Siempre le había querido mucho.

– Gracias.

A la mañana siguiente todos volvieron a marcharse, como pájaros que siguen su propio destino. Julian a París, y después a España. Isabelle a Munich, para estar con Lukas y sus hijos. Sarah y Emanuelle de regreso a París. Y Xavier a Ciudad de El Cabo, con su novia.

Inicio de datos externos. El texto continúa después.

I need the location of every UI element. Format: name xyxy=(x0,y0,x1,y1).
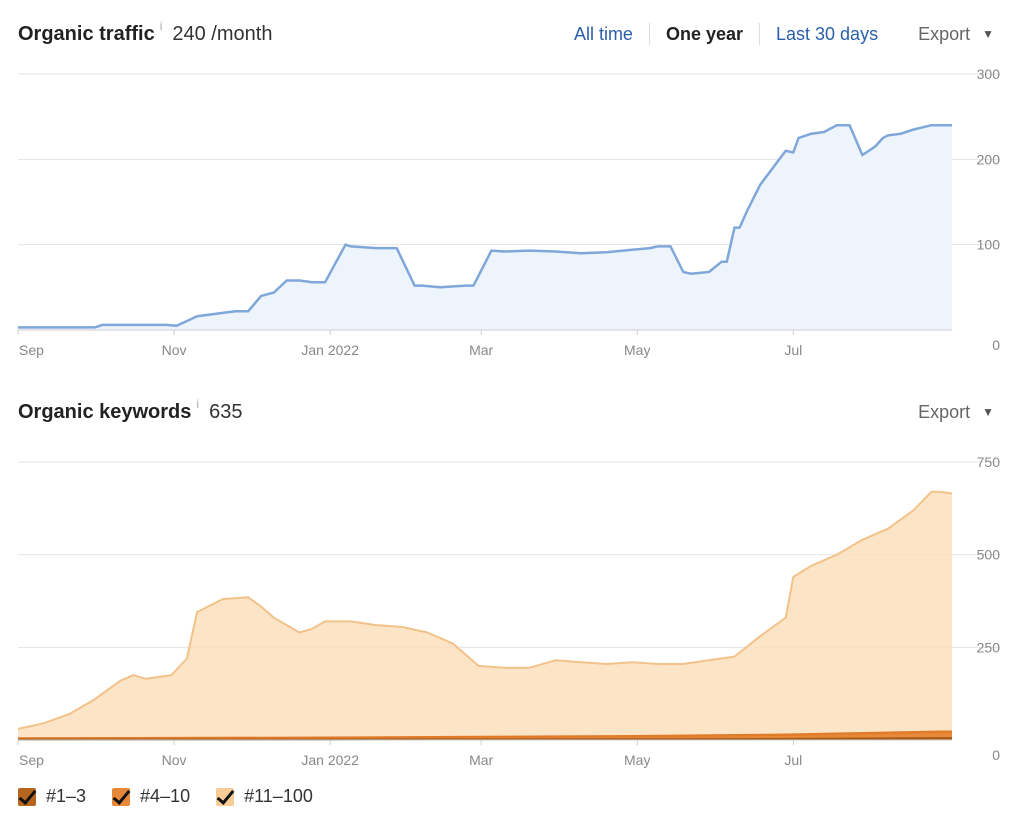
traffic-info-icon[interactable]: i xyxy=(159,19,163,33)
keywords-info-icon[interactable]: i xyxy=(196,397,200,411)
range-divider xyxy=(648,23,650,45)
traffic-export-button[interactable]: Export ▼ xyxy=(918,24,994,45)
y-tick-label: 0 xyxy=(992,337,1000,353)
x-tick-label: Jul xyxy=(784,342,802,358)
x-tick-label: Mar xyxy=(469,752,493,768)
keywords-area-11-100 xyxy=(18,491,952,740)
legend-item-top3[interactable]: #1–3 xyxy=(18,786,86,807)
keywords-header: Organic keywords i 635 Export ▼ xyxy=(18,396,994,428)
traffic-area xyxy=(18,125,952,330)
x-tick-label: Jan 2022 xyxy=(301,342,359,358)
traffic-value: 240 /month xyxy=(172,22,273,45)
caret-down-icon: ▼ xyxy=(982,27,994,41)
y-tick-label: 250 xyxy=(977,639,1001,655)
traffic-line xyxy=(18,123,952,329)
x-tick-label: Sep xyxy=(19,752,44,768)
legend-label: #11–100 xyxy=(244,786,313,806)
x-tick-label: May xyxy=(624,752,650,768)
caret-down-icon: ▼ xyxy=(982,405,994,419)
checkbox-checked-icon[interactable] xyxy=(112,787,131,806)
x-tick-label: Nov xyxy=(162,342,187,358)
x-tick-label: Jan 2022 xyxy=(301,752,359,768)
checkbox-checked-icon[interactable] xyxy=(18,787,36,806)
x-tick-label: May xyxy=(624,342,650,358)
traffic-chart: 0 100 200 300 Sep Nov Jan 2022 Mar May Jul xyxy=(17,66,1001,358)
legend-label: #1–3 xyxy=(46,786,87,806)
range-one-year[interactable]: One year xyxy=(665,23,743,44)
range-divider xyxy=(759,23,760,45)
keywords-title: Organic keywords xyxy=(18,400,192,423)
x-tick-label: Nov xyxy=(162,752,187,768)
x-tick-label: Sep xyxy=(19,342,44,358)
y-tick-label: 200 xyxy=(977,151,1001,167)
legend-item-top100[interactable]: #11–100 xyxy=(216,786,313,807)
traffic-header: Organic traffic i 240 /month All time On… xyxy=(18,18,994,50)
y-tick-label: 500 xyxy=(977,547,1001,563)
traffic-export-label: Export xyxy=(918,23,971,44)
y-tick-label: 0 xyxy=(992,747,1000,763)
legend-label: #4–10 xyxy=(140,786,191,806)
legend-item-top10[interactable]: #4–10 xyxy=(112,786,190,807)
range-all-time[interactable]: All time xyxy=(573,23,633,44)
y-tick-label: 100 xyxy=(977,237,1001,253)
x-tick-label: Jul xyxy=(784,752,802,768)
keywords-area-11-100-line xyxy=(17,490,953,730)
x-tick-label: Mar xyxy=(469,342,493,358)
traffic-title: Organic traffic xyxy=(18,22,155,45)
keywords-value: 635 xyxy=(209,400,243,423)
keywords-legend: #1–3 #4–10 #11–100 xyxy=(18,786,339,807)
range-last-30-days[interactable]: Last 30 days xyxy=(776,23,879,44)
keywords-export-button[interactable]: Export ▼ xyxy=(918,402,994,423)
keywords-export-label: Export xyxy=(918,401,971,422)
keywords-chart: 0 250 500 750 Sep Nov Jan 2022 Mar May Jul xyxy=(17,454,1001,768)
y-tick-label: 300 xyxy=(977,66,1001,82)
y-tick-label: 750 xyxy=(977,454,1001,470)
checkbox-checked-icon[interactable] xyxy=(216,787,235,806)
keywords-area-4-10-line xyxy=(17,730,952,740)
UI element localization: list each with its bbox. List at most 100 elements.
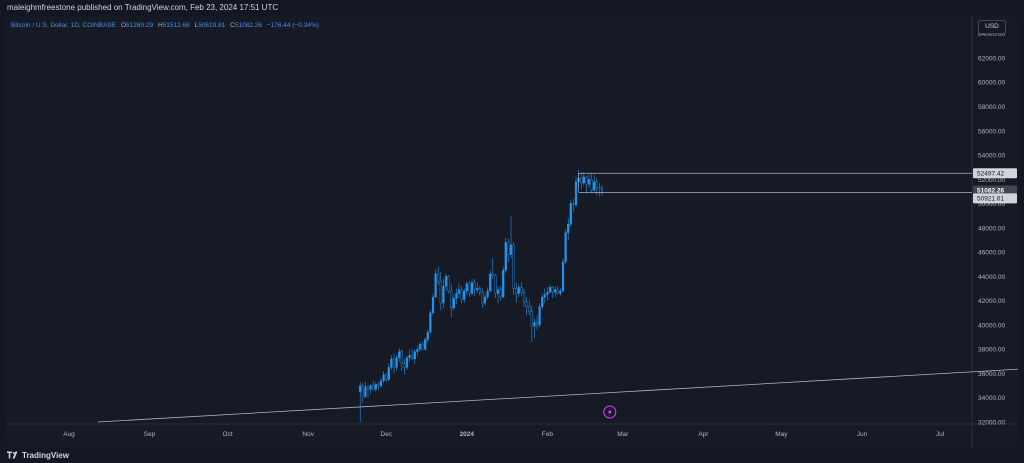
candle (359, 381, 362, 422)
candle-body (374, 384, 377, 390)
candle (452, 294, 455, 311)
candle-body (481, 291, 484, 304)
candle (465, 281, 468, 295)
candle-body (507, 242, 510, 255)
candle (572, 198, 575, 213)
candle (400, 349, 403, 372)
candle (535, 315, 539, 330)
candle (551, 286, 554, 299)
y-tick-label: 44000.00 (978, 274, 1005, 281)
candle-body (369, 385, 372, 390)
candle (582, 172, 585, 186)
lightning-bolt-icon (607, 408, 612, 416)
candle-body (366, 386, 370, 390)
candle-body (403, 363, 406, 368)
candle (580, 173, 583, 190)
y-tick-label: 38000.00 (978, 347, 1005, 354)
price-tag (973, 168, 1017, 179)
candle-body (567, 224, 570, 233)
top-bar: maleighmfreestone published on TradingVi… (0, 0, 1024, 16)
candle-body (387, 367, 390, 380)
candle (463, 288, 466, 304)
candle (431, 293, 435, 316)
candle-body (561, 261, 565, 292)
candle-body (400, 351, 403, 364)
candle (504, 237, 507, 273)
candle-body (463, 290, 466, 300)
price-chart[interactable]: 64000.00 62000.00 60000.00 58000.00 56000.00… (6, 16, 1018, 448)
candle (593, 174, 596, 192)
candle (413, 349, 416, 364)
candle-body (538, 306, 541, 326)
current-price-label: 51082.26 (977, 187, 1004, 194)
candle (598, 182, 601, 197)
y-tick-label: 56000.00 (978, 128, 1005, 135)
candle-body (444, 276, 448, 287)
candle-body (450, 290, 453, 309)
candle (403, 358, 406, 375)
candle (481, 288, 484, 308)
candle (554, 286, 557, 298)
candle (499, 286, 502, 301)
candle-body (486, 290, 489, 298)
candle-body (556, 289, 559, 294)
candle-body (587, 179, 591, 185)
candle (455, 288, 458, 305)
candle-body (525, 301, 528, 307)
footer-brand: TradingView (22, 451, 69, 460)
candle-body (585, 176, 588, 185)
candle-body (395, 357, 398, 368)
legend-symbol: Bitcoin / U.S. Dollar, 1D, COINBASE (11, 22, 117, 29)
candle-body (429, 312, 432, 333)
candle-body (598, 187, 601, 189)
candle (424, 337, 427, 351)
candle (502, 266, 505, 299)
candle (439, 271, 442, 311)
candle-body (522, 291, 526, 303)
y-tick-label: 46000.00 (978, 250, 1005, 257)
candle-body (460, 289, 463, 300)
candle-body (431, 296, 435, 313)
candle (437, 266, 440, 285)
candle-body (470, 282, 474, 294)
candle (585, 175, 588, 194)
candle (494, 273, 497, 299)
price-tag-label: 50921.61 (977, 195, 1004, 202)
candle (486, 287, 489, 300)
candle-body (382, 374, 385, 381)
candle-body (418, 344, 422, 350)
candle (369, 384, 372, 395)
y-tick-label: 36000.00 (978, 371, 1005, 378)
candle (470, 278, 474, 296)
candle (590, 173, 593, 193)
candle (382, 371, 385, 384)
y-tick-label: 52000.00 (978, 177, 1005, 184)
currency-button[interactable]: USD (978, 20, 1006, 34)
candle (460, 286, 463, 304)
candle (364, 381, 367, 398)
candle-body (489, 273, 492, 292)
candle (374, 381, 377, 392)
candle (509, 215, 513, 259)
price-tag (973, 193, 1017, 204)
y-tick-label: 42000.00 (978, 298, 1005, 305)
candle (543, 288, 546, 304)
candle-body (590, 179, 593, 191)
y-tick-label: 32000.00 (978, 420, 1005, 427)
candle-body (426, 332, 429, 340)
chart-panel[interactable]: 64000.00 62000.00 60000.00 58000.00 56000.00… (6, 16, 1018, 448)
candle-body (548, 287, 552, 293)
candle-body (593, 181, 596, 191)
candle-body (496, 289, 500, 294)
candle-body (499, 289, 502, 298)
candle-body (405, 357, 409, 368)
x-tick-label: May (775, 431, 788, 438)
candle (483, 293, 487, 306)
candle (411, 349, 414, 361)
candle (546, 287, 549, 301)
candle (530, 305, 533, 342)
candle (491, 258, 494, 279)
candle (416, 345, 419, 357)
candle-body (546, 291, 549, 295)
candle-body (416, 348, 419, 352)
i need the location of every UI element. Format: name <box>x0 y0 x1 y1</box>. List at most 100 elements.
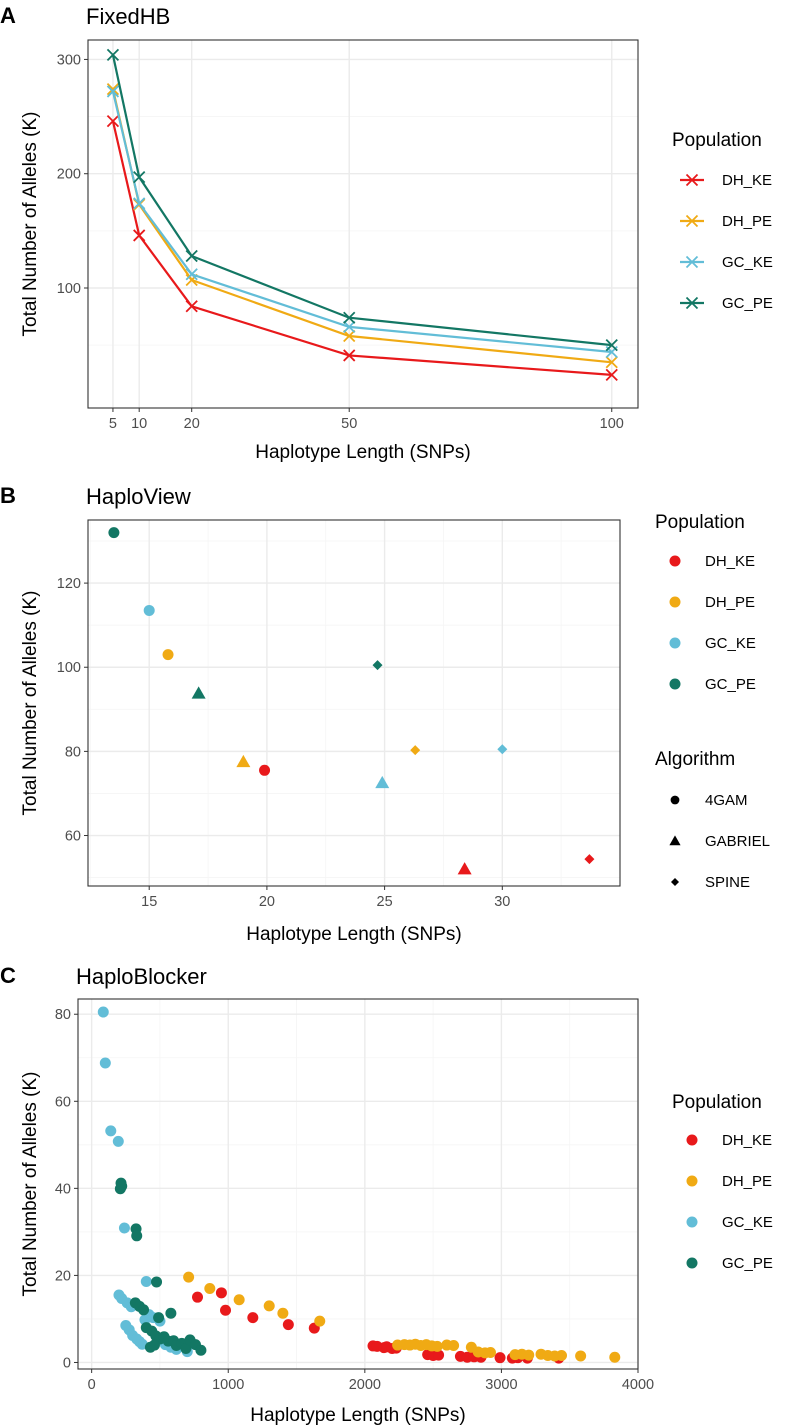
panel-a: A FixedHB 5 10 20 50 100 100 200 300 Haplotype Len… <box>0 3 773 463</box>
panel-title: HaploBlocker <box>76 964 207 989</box>
legend-label: GC_PE <box>722 295 773 312</box>
data-point <box>105 1125 117 1137</box>
legend-label: DH_PE <box>705 594 755 611</box>
x-tick-label: 3000 <box>485 1377 517 1393</box>
legend-label: DH_KE <box>722 172 772 189</box>
panel-letter: A <box>0 3 16 28</box>
data-point <box>106 83 120 96</box>
legend: Population DH_KE DH_PE GC_KE GC_PE Algorithm 4… <box>655 512 770 891</box>
data-point <box>343 311 356 324</box>
y-tick-label: 40 <box>55 1181 71 1197</box>
data-point <box>584 854 595 865</box>
legend-label: GC_KE <box>722 254 773 271</box>
legend-label: DH_PE <box>722 1173 772 1190</box>
y-tick-label: 0 <box>63 1355 71 1371</box>
data-point <box>215 1287 227 1299</box>
data-point <box>118 1222 130 1234</box>
legend-key-marker <box>686 1134 698 1146</box>
data-point <box>143 604 155 616</box>
x-tick-label: 5 <box>109 416 117 432</box>
data-point <box>556 1350 568 1362</box>
x-tick-label: 0 <box>88 1377 96 1393</box>
x-tick-label: 2000 <box>349 1377 381 1393</box>
panel-c: C HaploBlocker 0 1000 2000 3000 4000 0 20 40 60 80 H… <box>0 963 773 1426</box>
x-tick-label: 1000 <box>212 1377 244 1393</box>
data-point <box>494 1352 506 1364</box>
panel-b: B HaploView 15 20 25 30 60 80 100 120 Haplotype Le… <box>0 483 770 945</box>
data-point <box>233 1294 245 1306</box>
data-point <box>106 48 120 61</box>
legend-key-marker <box>686 1257 698 1269</box>
data-point <box>185 249 198 263</box>
legend-label: DH_KE <box>722 1132 772 1149</box>
data-point <box>497 744 508 755</box>
y-axis-title: Total Number of Alleles (K) <box>20 591 41 816</box>
data-point <box>609 1351 621 1363</box>
legend-key-marker <box>669 555 681 567</box>
legend-key-marker <box>685 296 699 310</box>
legend-key-marker <box>669 596 681 608</box>
data-point <box>247 1312 259 1324</box>
data-point <box>484 1346 496 1358</box>
data-point <box>99 1057 111 1069</box>
legend-label: GC_KE <box>722 1214 773 1231</box>
plot-background <box>88 520 620 886</box>
data-point <box>282 1319 294 1331</box>
legend-label: GABRIEL <box>705 833 770 850</box>
legend-key-marker <box>671 878 679 886</box>
data-point <box>372 660 383 671</box>
legend-label: SPINE <box>705 874 750 891</box>
data-point <box>151 1276 163 1288</box>
x-axis-title: Haplotype Length (SNPs) <box>250 1405 465 1426</box>
data-point <box>131 1230 143 1242</box>
data-point <box>192 1291 204 1303</box>
data-point <box>314 1315 326 1327</box>
data-point <box>433 1349 445 1361</box>
x-axis-title: Haplotype Length (SNPs) <box>255 442 470 463</box>
data-point <box>343 329 356 343</box>
legend-label: GC_KE <box>705 635 756 652</box>
legend-label: DH_KE <box>705 553 755 570</box>
y-axis-title: Total Number of Alleles (K) <box>20 112 41 337</box>
data-point <box>410 745 421 756</box>
panel-title: HaploView <box>86 484 191 509</box>
data-point <box>605 356 618 369</box>
data-point <box>204 1282 216 1294</box>
data-point <box>153 1312 165 1324</box>
data-point <box>523 1349 535 1361</box>
data-point <box>236 754 251 768</box>
x-tick-label: 10 <box>131 416 147 432</box>
y-tick-label: 120 <box>57 576 81 592</box>
data-point <box>191 686 206 699</box>
x-tick-label: 100 <box>600 416 624 432</box>
data-point <box>106 115 120 128</box>
legend: Population DH_KE DH_PE GC_KE GC_PE <box>672 1092 773 1272</box>
data-point <box>605 339 618 352</box>
x-tick-label: 15 <box>141 894 157 910</box>
y-tick-label: 80 <box>65 744 81 760</box>
legend-key-marker <box>685 214 699 228</box>
data-point <box>259 764 271 776</box>
legend-title: Algorithm <box>655 749 735 770</box>
data-point <box>185 300 198 313</box>
data-point <box>185 268 198 281</box>
panel-title: FixedHB <box>86 4 170 29</box>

– Realmente, parecemos un grupo de aves migratorias, diseminados por todo el mundo, como nómadas -comentó Sarah mientras el Concorde despegaba.

– Yo no diría eso -dijo Emanuelle sonriéndole.

Ella y el ministro de Finanzas estaban a punto de emprender unas largas vacaciones. La esposa de él había muerto ese mismo año, y acababa de pedirle que se casara con él, lo que a ella le produjo una verdadera conmoción, después de todos aquellos años. Pero se sentía muy tentada a aceptar. Llevaban juntos desde hacía tanto tiempo, que realmente le amaba.

– Deberías casarte con él -le aconsejó Sarah mientras tomaban champaña y caviar.

– Después de todos estos años, el aura de respetabilidad puede ser una novedad excesiva para mí.

– Inténtalo -dijo Sarah dándole unas palmaditas en la mano.

Cuando llegaron, Sarah regresó al château, pensando en sus hijos. Sólo confiaba en que Isabelle no tuviera que esperar para casarse tanto tiempo como había esperado Emanuelle. Le extrañaba ahora pensar en Emanuelle como una mujer casada… Eran amigas desde hacía tantos años, habían llegados tan lejos, y habían aprendido tanto juntas.